Once you were under way and had pethidine and the epidural, this is another factor. I had very brief possie labour and believe me, i KNOW how painful just a tiny taster of it is, so i'm not questioning why you went that route, i just want to point out that the route itself has complications. Pethidine passes to the baby, who needs to be alert in order to turn. I did read a study not long ago (on paper unfortunately) that suggested the rate of positional problems is significantly higher in bubs whose mums had pethidine or morphine during labour - maybe one of the other ladies will have a link - babies usually make vigourous efforts to assist their own births, and babies who have had drugs cannot do this so well. In addition the pelvic floor muscles, the deep ones, actually assist in turning the baby and with an epidural this doesn't happen. With the epi it is usually impossible for mum to get her weight off her sacrum entirely. Sitting up can be some help with an anterior labour but with a possie you really need all your weight off your butt and gravity helping you.

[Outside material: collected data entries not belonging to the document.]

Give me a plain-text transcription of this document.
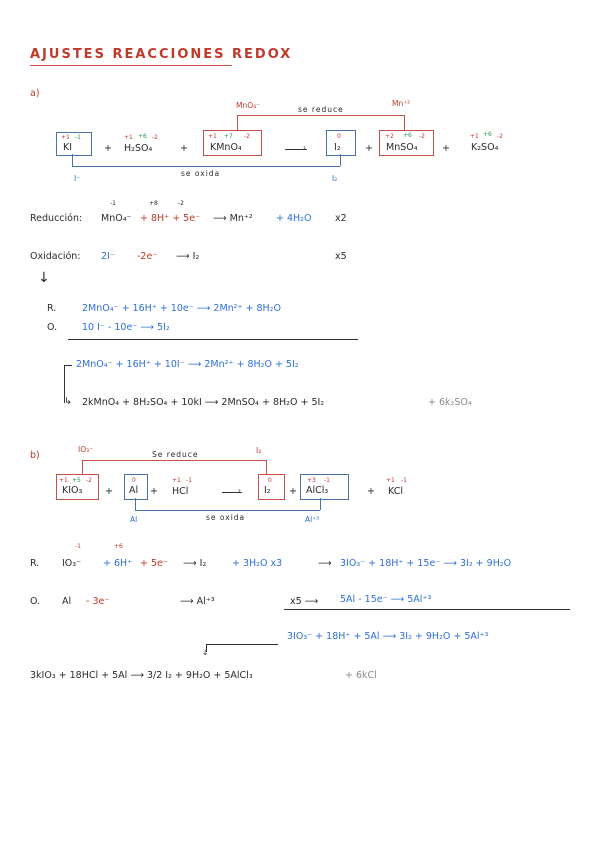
AJUSTES REACCIONES REDOX
a)
MnO₄⁻	se reduce
Mn⁺²
+1 -1
KI	+
+1 +6 -2
H₂SO₄	+
+1 +7 -2
KMnO₄	›
0
I₂	+
+2 +6 -2
MnSO₄	+
+1 +6 -2
K₂SO₄
se oxida
I⁻	I₂
-1	+8	-2
Reducción: MnO₄⁻ + 8H⁺ + 5e⁻ ⟶ Mn⁺² + 4H₂O x2
Oxidación: 2I⁻ -2e⁻ ⟶ I₂	x5
↓
R.	2MnO₄⁻ + 16H⁺ + 10e⁻ ⟶ 2Mn²⁺ + 8H₂O
O.	10 I⁻ - 10e⁻ ⟶ 5I₂
2MnO₄⁻ + 16H⁺ + 10I⁻ ⟶ 2Mn²⁺ + 8H₂O + 5I₂
↳ 2kMnO₄ + 8H₂SO₄ + 10kI ⟶ 2MnSO₄ + 8H₂O + 5I₂	+ 6k₂SO₄
b)
IO₃⁻
Se reduce	I₂
+1 +5 -2
KIO₃ +
0
Al +
+1 -1
HCl	›
0
I₂ +
+3 -1
AlCl₃	+
+1 -1
KCl
se oxida
Al	Al⁺³
-1	+6
R. IO₃⁻ + 6H⁺ + 5e⁻ ⟶ I₂	+ 3H₂O x3	⟶ 3IO₃⁻ + 18H⁺ + 15e⁻ ⟶ 3I₂ + 9H₂O
O. Al - 3e⁻	⟶ Al⁺³	x5 ⟶ 5Al - 15e⁻ ⟶ 5Al⁺³
3IO₃⁻ + 18H⁺ + 5Al ⟶ 3I₂ + 9H₂O + 5Al⁺³
↓
3kIO₃ + 18HCl + 5Al ⟶ 3/2 I₂ + 9H₂O + 5AlCl₃	+ 6kCl
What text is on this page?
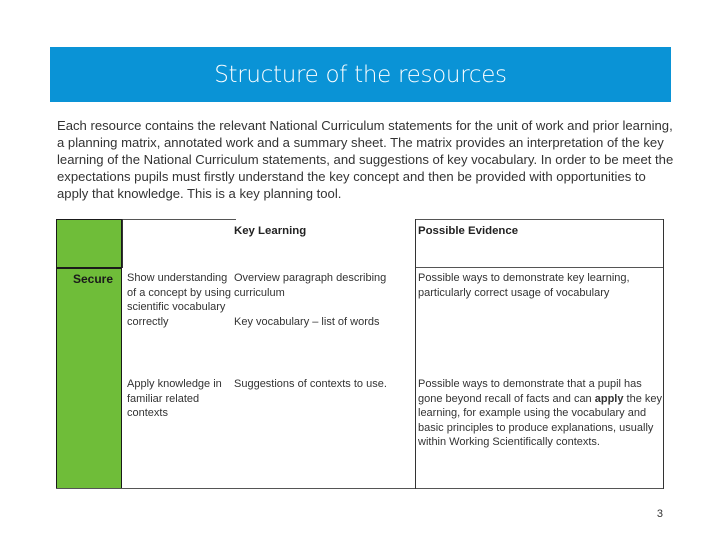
Structure of the resources

Each resource contains the relevant National Curriculum statements for the unit of work and prior learning, a planning matrix, annotated work and a summary sheet. The matrix provides an interpretation of the key learning of the National Curriculum statements, and suggestions of key vocabulary. In order to be meet the expectations pupils must firstly understand the key concept and then be provided with opportunities to apply that knowledge. This is a key planning tool.

Secure
Key Learning	Possible Evidence
Show understanding of a concept by using scientific vocabulary correctly
Overview paragraph describing curriculum
Key vocabulary – list of words
Possible ways to demonstrate key learning, particularly correct usage of vocabulary
Apply knowledge in familiar related contexts
Suggestions of contexts to use.	Possible ways to demonstrate that a pupil has gone beyond recall of facts and can apply the key learning, for example using the vocabulary and basic principles to produce explanations, usually within Working Scientifically contexts.
3
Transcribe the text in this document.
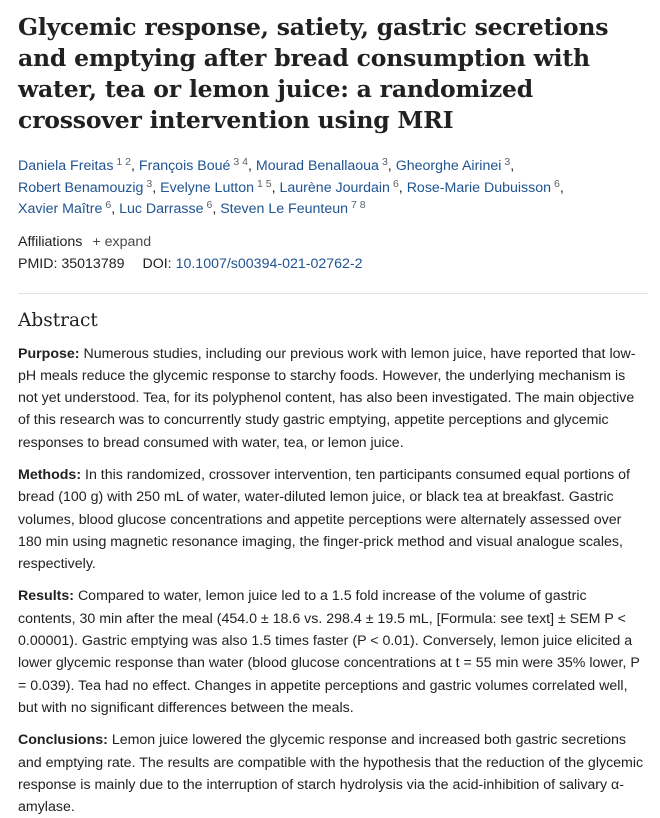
Glycemic response, satiety, gastric secretions and emptying after bread consumption with water, tea or lemon juice: a randomized crossover intervention using MRI
Daniela Freitas $^{1 2}$, François Boué $^{3 4}$, Mourad Benallaoua $^3$, Gheorghe Airinei $^3$,
Robert Benamouzig $^3$, Evelyne Lutton $^{1 5}$, Laurène Jourdain $^6$, Rose-Marie Dubuisson $^6$,
Xavier Maître $^6$, Luc Darrasse $^6$, Steven Le Feunteun $^{7 8}$
Affiliations + expand
PMID: 35013789 DOI: 10.1007/s00394-021-02762-2
Abstract

Purpose: Numerous studies, including our previous work with lemon juice, have reported that low-pH meals reduce the glycemic response to starchy foods. However, the underlying mechanism is not yet understood. Tea, for its polyphenol content, has also been investigated. The main objective of this research was to concurrently study gastric emptying, appetite perceptions and glycemic responses to bread consumed with water, tea, or lemon juice.

Methods: In this randomized, crossover intervention, ten participants consumed equal portions of bread (100 g) with 250 mL of water, water-diluted lemon juice, or black tea at breakfast. Gastric volumes, blood glucose concentrations and appetite perceptions were alternately assessed over 180 min using magnetic resonance imaging, the finger-prick method and visual analogue scales, respectively.

Results: Compared to water, lemon juice led to a 1.5 fold increase of the volume of gastric contents, 30 min after the meal (454.0 ± 18.6 vs. 298.4 ± 19.5 mL, [Formula: see text] ± SEM P < 0.00001). Gastric emptying was also 1.5 times faster (P < 0.01). Conversely, lemon juice elicited a lower glycemic response than water (blood glucose concentrations at t = 55 min were 35% lower, P = 0.039). Tea had no effect. Changes in appetite perceptions and gastric volumes correlated well, but with no significant differences between the meals.

Conclusions: Lemon juice lowered the glycemic response and increased both gastric secretions and emptying rate. The results are compatible with the hypothesis that the reduction of the glycemic response is mainly due to the interruption of starch hydrolysis via the acid-inhibition of salivary α-amylase.
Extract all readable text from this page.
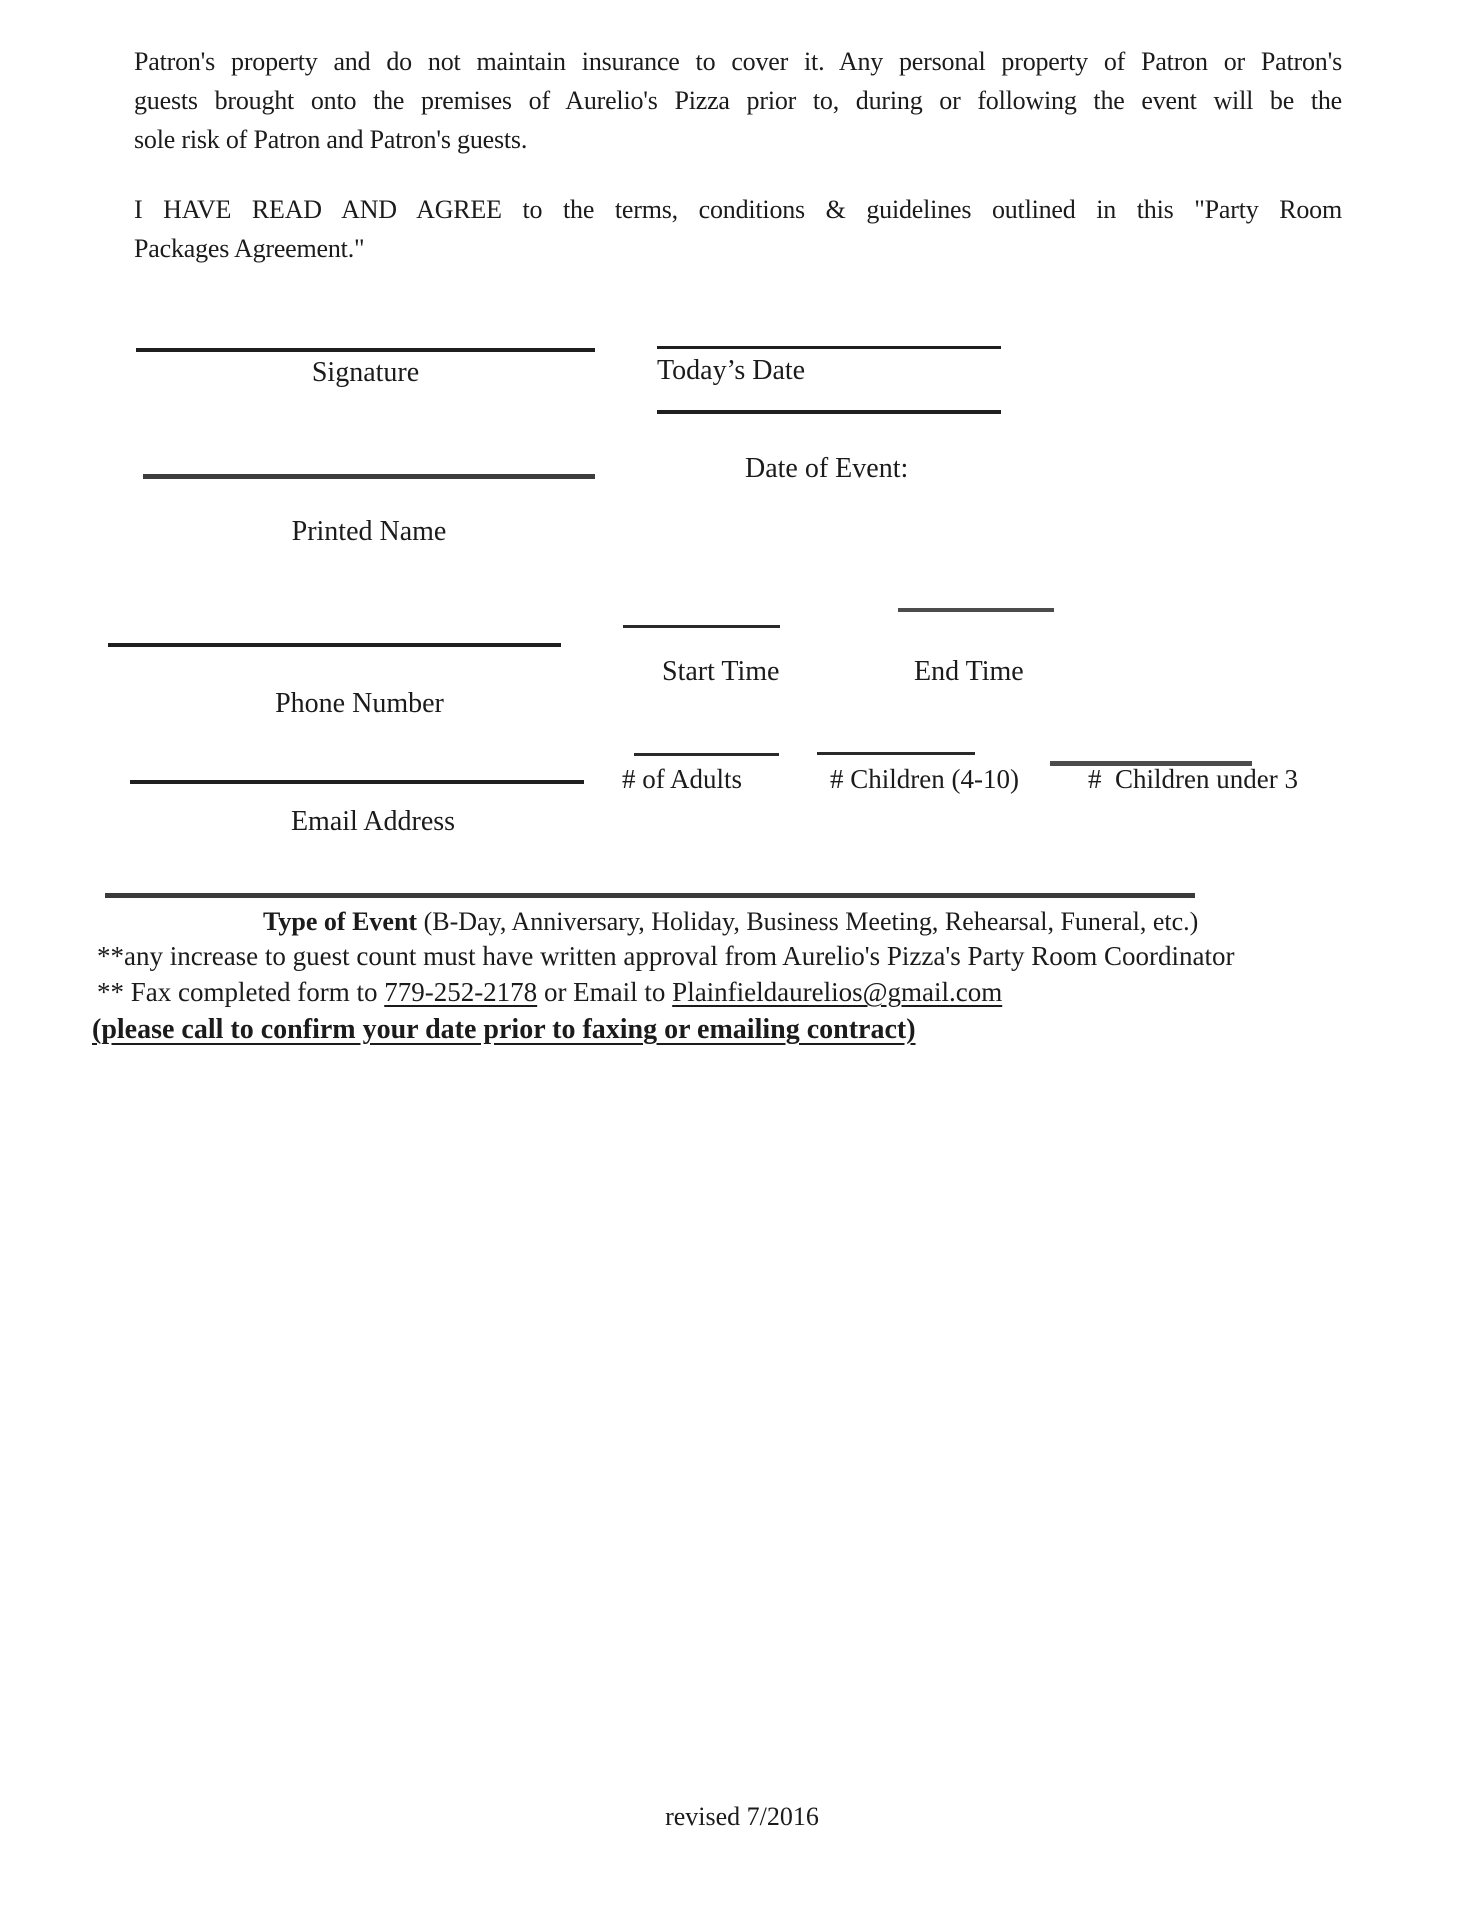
Patron's property and do not maintain insurance to cover it. Any personal property of Patron or Patron's
guests brought onto the premises of Aurelio's Pizza prior to, during or following the event will be the
sole risk of Patron and Patron's guests.
I HAVE READ AND AGREE to the terms, conditions & guidelines outlined in this "Party Room
Packages Agreement."
Signature	Today’s Date
Date of Event:
Printed Name
Phone Number
Start Time	End Time
Email Address
# of Adults	# Children (4-10)	#  Children under 3
Type of Event (B-Day, Anniversary, Holiday, Business Meeting, Rehearsal, Funeral, etc.)
**any increase to guest count must have written approval from Aurelio's Pizza's Party Room Coordinator
** Fax completed form to 779-252-2178 or Email to Plainfieldaurelios@gmail.com
(please call to confirm your date prior to faxing or emailing contract)
revised 7/2016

Your baby became distressed, it is very unlikely that by the time that happened there was ANYTHING you could have done to avoid surgery - he was no longer coping with the labour. High forceps delivery is dangerous and usually very damaging to the perineum and vaginal canal, from that POV a c-section would have been the best option for your Ob at that time - possie bubs are hard to extract as well as birth through the vagina!
However i do think that it's INCREDIBLY likely that you would be able to birth an anterior bubs, when even a possie one had moulded to that extent and fit into your pelvis, and that even with another possie, if you avoided certain elements that featured in this labour your body would be able to either turn the baby or get it out facing the wrong way itself.